Olentangy Local School District Superintendent Wade Lucas will announce the new elementary school redistricting plan at the school board's Feb. 9 meeting.

Olentangy Local School District Superintendent Wade Lucas will announce the new elementary school redistricting plan at the school board's Feb. 9 meeting.

The announcement will follow several months of data collection, committee discussion, community input and transportation logistics.

In December, the district formed a committee of 55 community volunteers to discuss redistricting, which is attributed to the decision to switch Heritage Elementary School from all-day kindergarten to grades K-5.

The committee discussed five proposed redistricting plans during a Jan. 24 meeting attended by more than 300 residents. Residents commented on the plans at the meeting and online until Jan. 31.

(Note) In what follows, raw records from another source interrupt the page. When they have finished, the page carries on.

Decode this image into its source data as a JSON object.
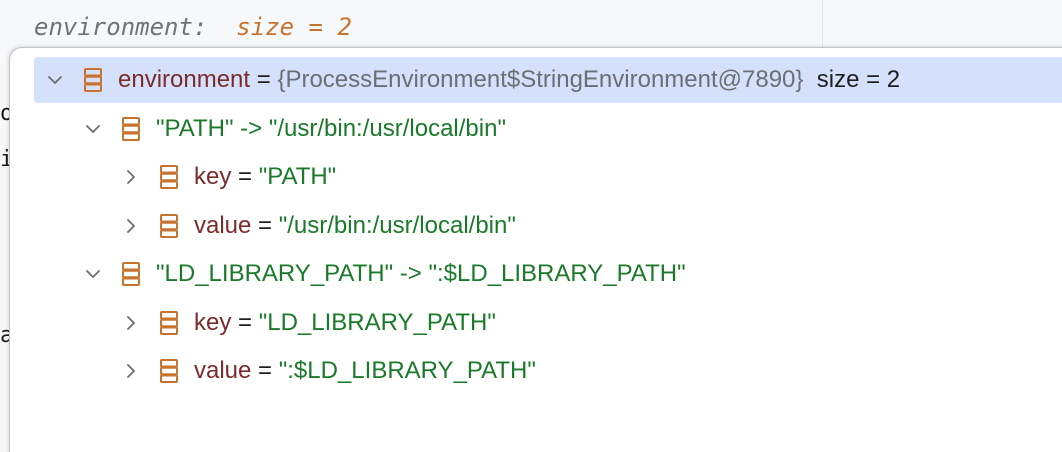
{
  "editor": {
    "inline_hint": {
      "name": "environment:",
      "size": "size = 2"
    },
    "gutter_chars": [
      "o",
      "i",
      "a"
    ]
  },
  "tree": {
    "rows": [
      {
        "level": 0,
        "expanded": true,
        "selected": true,
        "name": "environment",
        "op": " = ",
        "value": "{ProcessEnvironment$StringEnvironment@7890}",
        "extra": "  size = 2"
      },
      {
        "level": 1,
        "expanded": true,
        "selected": false,
        "entry": "\"PATH\" -> \"/usr/bin:/usr/local/bin\""
      },
      {
        "level": 2,
        "expanded": false,
        "selected": false,
        "name": "key",
        "op": " = ",
        "value": "\"PATH\""
      },
      {
        "level": 2,
        "expanded": false,
        "selected": false,
        "name": "value",
        "op": " = ",
        "value": "\"/usr/bin:/usr/local/bin\""
      },
      {
        "level": 1,
        "expanded": true,
        "selected": false,
        "entry": "\"LD_LIBRARY_PATH\" -> \":$LD_LIBRARY_PATH\""
      },
      {
        "level": 2,
        "expanded": false,
        "selected": false,
        "name": "key",
        "op": " = ",
        "value": "\"LD_LIBRARY_PATH\""
      },
      {
        "level": 2,
        "expanded": false,
        "selected": false,
        "name": "value",
        "op": " = ",
        "value": "\":$LD_LIBRARY_PATH\""
      }
    ]
  },
  "icons": {
    "chevron_expanded": "chevron-down-icon",
    "chevron_collapsed": "chevron-right-icon",
    "variable": "variable-field-icon"
  },
  "colors": {
    "selection": "#d5e1fb",
    "name": "#7c2b2b",
    "string": "#1a7a2a",
    "type": "#6b6f75",
    "icon": "#c7732e",
    "hint_size": "#c7732e"
  }
}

Each plan was evaluated based on the number of students affected and whether it balanced enrollment among the buildings.

Committee members and school officials are reviewing the comments and will provide Lucas with three plans from which to choose.

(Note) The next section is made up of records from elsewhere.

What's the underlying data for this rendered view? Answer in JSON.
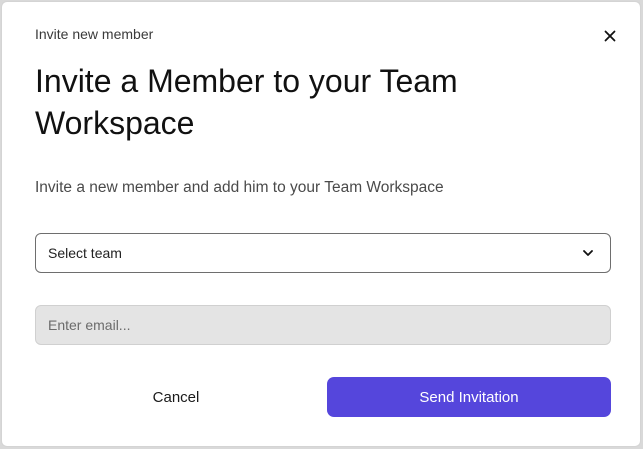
{
  "modal": {
    "header_label": "Invite new member",
    "title": "Invite a Member to your Team Workspace",
    "description": "Invite a new member and add him to your Team Workspace",
    "close_icon": "close-icon"
  },
  "team_select": {
    "value": "Select team",
    "icon": "chevron-down-icon"
  },
  "email": {
    "placeholder": "Enter email...",
    "value": ""
  },
  "actions": {
    "cancel_label": "Cancel",
    "send_label": "Send Invitation"
  },
  "colors": {
    "primary": "#5546dc",
    "input_disabled_bg": "#e4e4e4"
  }
}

By state law, the final decision rests with the superintendent, but Olentangy seeks community input when redistricting.

Committee co-chair and resident Mark Iannotta said the plan selected should balance enrollment among all buildings, ensure safety, consider transportation efficiency and provide individual students continuity between grade levels.

Documents from the community meeting show Olentangy has had to redistrict eight times since the 1992-1993 school year, when the number of students totaled 2,326.

The district now has about 17,048 total students, 8,688 being elementary age. For more than a decade, the district's student population has grown by more than 1,000 students annually.

Olentangy remains the fastest-growing school district in the state, officials said, despite falling birth rates and housing starts.

The district has 15 elementary schools, 12 of which can house 675 students each and two that can house 700 students each. In previous years, buildings were limited to 650 students each, but the district eliminated computer-and-technology classrooms in each building, adding an additional classroom per building.

The district strives for an average student population of 25 students per classroom, documents show.

Iannotta concedes no perfect redistricting plan exists.

"This is an emotional process," Iannotta said. "We know there are neighborhoods that have moved several times over the years. We're trying to maximize the situation in each building so we can maximize the education for each child in the district as a whole."

Information on the redistricting process is available at www.dejongrichter.com/projects/olsd.